Stand By Your Man

The split referenced in the title of A Separation happens right up front in the opening frames, but turns out to be just the first little domino that sets off a very sad chain of events. The dissolution of a marriage is actually the problem with the lowest stakes. Simin initiates the divorce because her husband Nader refuses to move with her and their daughter Termeh out of Iran because Nader insists on staying to care for his father, who is suffering from Alzheimer's. Simin remains in town, but does move out of the family home, forcing Nader to hire a caretaker for his father while he's away at work. And that's where the real trouble begins.

I won't give away everything that happens, because I want to encourage people to see this movie. But I will say that grudges soon develop between Nader and the caretaker (Razieh), drawing both of their families into an escalating web of accusations and consequences.

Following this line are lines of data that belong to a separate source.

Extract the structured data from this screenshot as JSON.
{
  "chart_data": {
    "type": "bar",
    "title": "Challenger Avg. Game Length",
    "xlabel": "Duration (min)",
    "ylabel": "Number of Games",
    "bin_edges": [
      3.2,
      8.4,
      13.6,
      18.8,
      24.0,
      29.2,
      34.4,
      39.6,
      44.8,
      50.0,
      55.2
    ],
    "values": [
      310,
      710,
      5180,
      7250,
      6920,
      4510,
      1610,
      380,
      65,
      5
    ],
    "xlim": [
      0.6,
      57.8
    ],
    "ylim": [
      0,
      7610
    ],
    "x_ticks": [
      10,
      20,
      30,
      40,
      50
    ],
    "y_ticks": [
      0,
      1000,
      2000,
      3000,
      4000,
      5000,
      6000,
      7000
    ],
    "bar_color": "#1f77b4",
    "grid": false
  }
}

This movie won the Oscar for Best Foreign Language Film for 2011, and it's not hard to understand why. It comments on so many aspects of Iranian culture, from religion to gender roles to health care to the justice system, and handles them all with aplomb. It is decidedly not a joyful romp; each and every character is really put through the wringer. But there's no denying that it's a riveting story, and contains some really haunting performances.

I often skip a lot of acclaimed foreign movies, not because I'm fiercely protective of American cinema, but because it often seems like the only movies to make their way here from other shores are in some sort of competition to see who can be the most hopeless and bleak. While A Separation certainly trades in unhappiness, it does so in a way that fascinates, rather than repels. While it may have been a difficult watch, it was definitely a worthwhile one.